Now, for this to be a tree we can use, the root node should be either an A_INTLIT, an A_STRLIT or a A_CAST (if there was a preceding cast).
// If there's a cast, get the child and
// mark it as having the type from the cast
if (tree->op == A_CAST) {
tree->left->type= tree->type;
tree= tree->left;
}
It was a cast, so we get rid of the A_CAST node but keep the type that the child was cast to.
// The tree must now have an integer or string literal
if (tree->op != A_INTLIT && tree->op != A_STRLIT)
fatal("Cannot initialise globals with a general expression");
Oops, they gave us something we cannot use, so tell them and stop.
// If the type is char * and
if (type == pointer_to(P_CHAR)) {
// We have a string literal, return the label number
if (tree->op == A_STRLIT)
return(tree->a_intvalue);
// We have a zero int literal, so that's a NULL
if (tree->op == A_INTLIT && tree->a_intvalue==0)
return(0);
}
We need to be able to accept both of these as input:
char *c= "Hello";
char *c= (char *)0;
and the two inner IF statements above match the two input lines shown. If not a string literal, ...

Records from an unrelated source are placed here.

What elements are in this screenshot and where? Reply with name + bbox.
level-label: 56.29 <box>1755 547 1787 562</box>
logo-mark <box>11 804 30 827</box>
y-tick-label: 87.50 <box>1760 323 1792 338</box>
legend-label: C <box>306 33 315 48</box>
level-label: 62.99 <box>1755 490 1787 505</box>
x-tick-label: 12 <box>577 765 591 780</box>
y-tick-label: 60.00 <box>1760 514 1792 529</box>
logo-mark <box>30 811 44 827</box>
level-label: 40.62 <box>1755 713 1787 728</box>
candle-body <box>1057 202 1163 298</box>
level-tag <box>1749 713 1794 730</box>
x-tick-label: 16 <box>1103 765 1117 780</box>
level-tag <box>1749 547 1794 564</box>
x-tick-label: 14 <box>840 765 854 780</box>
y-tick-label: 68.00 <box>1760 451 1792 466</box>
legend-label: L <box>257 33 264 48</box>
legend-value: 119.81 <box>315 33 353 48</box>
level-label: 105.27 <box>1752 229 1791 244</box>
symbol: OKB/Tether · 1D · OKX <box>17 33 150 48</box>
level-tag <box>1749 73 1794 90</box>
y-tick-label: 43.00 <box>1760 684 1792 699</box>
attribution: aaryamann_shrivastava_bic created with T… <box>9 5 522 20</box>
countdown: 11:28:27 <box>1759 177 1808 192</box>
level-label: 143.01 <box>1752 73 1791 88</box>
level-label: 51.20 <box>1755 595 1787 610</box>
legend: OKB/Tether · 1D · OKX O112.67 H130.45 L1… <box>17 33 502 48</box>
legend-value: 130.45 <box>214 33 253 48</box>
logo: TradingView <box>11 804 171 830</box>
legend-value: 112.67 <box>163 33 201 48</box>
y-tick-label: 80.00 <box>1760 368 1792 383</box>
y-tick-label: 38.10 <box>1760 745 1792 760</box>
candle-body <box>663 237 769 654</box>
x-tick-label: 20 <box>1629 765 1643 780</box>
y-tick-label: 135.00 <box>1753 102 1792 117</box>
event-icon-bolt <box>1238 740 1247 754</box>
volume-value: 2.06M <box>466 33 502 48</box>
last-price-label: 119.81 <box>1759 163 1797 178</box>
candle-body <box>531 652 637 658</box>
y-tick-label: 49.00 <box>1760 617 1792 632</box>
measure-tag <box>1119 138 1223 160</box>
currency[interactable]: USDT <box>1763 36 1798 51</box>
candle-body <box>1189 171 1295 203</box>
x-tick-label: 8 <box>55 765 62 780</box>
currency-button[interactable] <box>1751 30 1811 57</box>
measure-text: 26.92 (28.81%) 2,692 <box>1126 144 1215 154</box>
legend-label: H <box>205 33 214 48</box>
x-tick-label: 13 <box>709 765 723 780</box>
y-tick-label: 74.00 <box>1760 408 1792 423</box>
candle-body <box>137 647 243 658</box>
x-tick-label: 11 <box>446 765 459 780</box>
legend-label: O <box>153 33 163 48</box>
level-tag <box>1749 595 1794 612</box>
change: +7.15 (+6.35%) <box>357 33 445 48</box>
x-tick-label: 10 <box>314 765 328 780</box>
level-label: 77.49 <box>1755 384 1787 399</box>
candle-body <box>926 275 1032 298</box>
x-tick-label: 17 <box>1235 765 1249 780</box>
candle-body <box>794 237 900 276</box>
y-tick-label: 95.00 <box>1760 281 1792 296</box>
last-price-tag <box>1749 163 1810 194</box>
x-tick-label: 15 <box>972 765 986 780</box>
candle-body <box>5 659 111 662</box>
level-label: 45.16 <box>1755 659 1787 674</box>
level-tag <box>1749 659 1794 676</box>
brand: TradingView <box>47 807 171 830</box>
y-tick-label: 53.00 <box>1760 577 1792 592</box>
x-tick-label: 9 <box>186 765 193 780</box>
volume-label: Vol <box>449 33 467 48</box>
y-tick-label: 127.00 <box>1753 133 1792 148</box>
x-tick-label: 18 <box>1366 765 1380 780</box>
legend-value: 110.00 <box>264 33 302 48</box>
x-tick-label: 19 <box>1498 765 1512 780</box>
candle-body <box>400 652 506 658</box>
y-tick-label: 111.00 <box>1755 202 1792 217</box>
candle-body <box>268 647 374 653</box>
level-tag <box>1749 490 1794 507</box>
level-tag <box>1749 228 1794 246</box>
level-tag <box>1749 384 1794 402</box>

// We only get here with an integer literal. The input type
// is an integer type and is wide enough to hold the literal value
if (inttype(type) && typesize(type, NULL) >= typesize(tree->type, NULL))
return(tree->a_intvalue);
fatal("Type mismatch: literal vs. variable");
return(0); // Keep -Wall happy
}
This took me a while to figure out. We have to parse these:
long x= 3; // allow this, where 3 is type char
char y= 4000; // prevent this, where 4000 is too wide
char *z= 4000; // prevent this, as z is not integer type
so the IF statement checks the input type and ensures that it is wide enough to accept the integer literal.
Now that we have a function that can parse a literal expression possibly preceded by a cast, we can use it. This is where we toss out our old cast parsing code and replace it. The changes are:
// Parse a scalar declaration
static struct symtable *scalar_declaration(...) {
...
// Globals must be assigned a literal value
if (class == C_GLOBAL) {
// Create one initial value for the variable and
// parse this value
sym->initlist= (int *)malloc(sizeof(int));
sym->initlist[0]= parse_literal(type);
}
...
}
// Parse an array declaration
static struct symtable *array_declaration(...) {
...
// See we have an array size
if (Token.token != T_RBRACKET) {
nelems= parse_literal(P_INT);
if (nelems <= 0)
fatald("Array size is illegal", nelems);
}
...
// Get the list of initial values
while (1) {
...
initlist[i++]= parse_literal(type);
...
}
...
}
By doing this, we lose about 20 to 30 lines of code to parse any
possible cast that used to come before the old parse_literal()
.
Mind you, we had to add 100 lines of constant folding to get that
30 line reduction! Luckily, the constant folding is used in general
expressions as well as here, so it is still a win.
There is one further change to our compiler code to support the
new parse_literal()
. In our general function to parse expressions,
binexpr()
, we now must inform it that an expression can be ended
by a '}' token, such as appears here:
int fred[]= { 1, 2, 6 };
The small change to binexpr()
is:
// If we hit a terminating token, return just the left node
tokentype = Token.token;
if (tokentype == T_SEMI || tokentype == T_RPAREN ||
tokentype == T_RBRACKET || tokentype == T_COMMA ||
tokentype == T_COLON || tokentype == T_RBRACE) { // T_RBRACE is new
left->rvalue = 1;
return (left);
}
Our existing tests will test the situation where there is a single literal
value to initialise a global variable. This code in tests/input112.c
tests both a literal expression to initialise a scalar variable, and
a literal expression as the size of an array:
#include <stdio.h>
char* y = NULL;
int x= 10 + 6;
int fred [ 2 + 3 ];
int main() {
fred[2]= x;
printf("%d\n", fred[2]);
return(0);
}
In the next part of our compiler writing journey, I will probably feed more of the compiler source to itself and see what we still have to implement.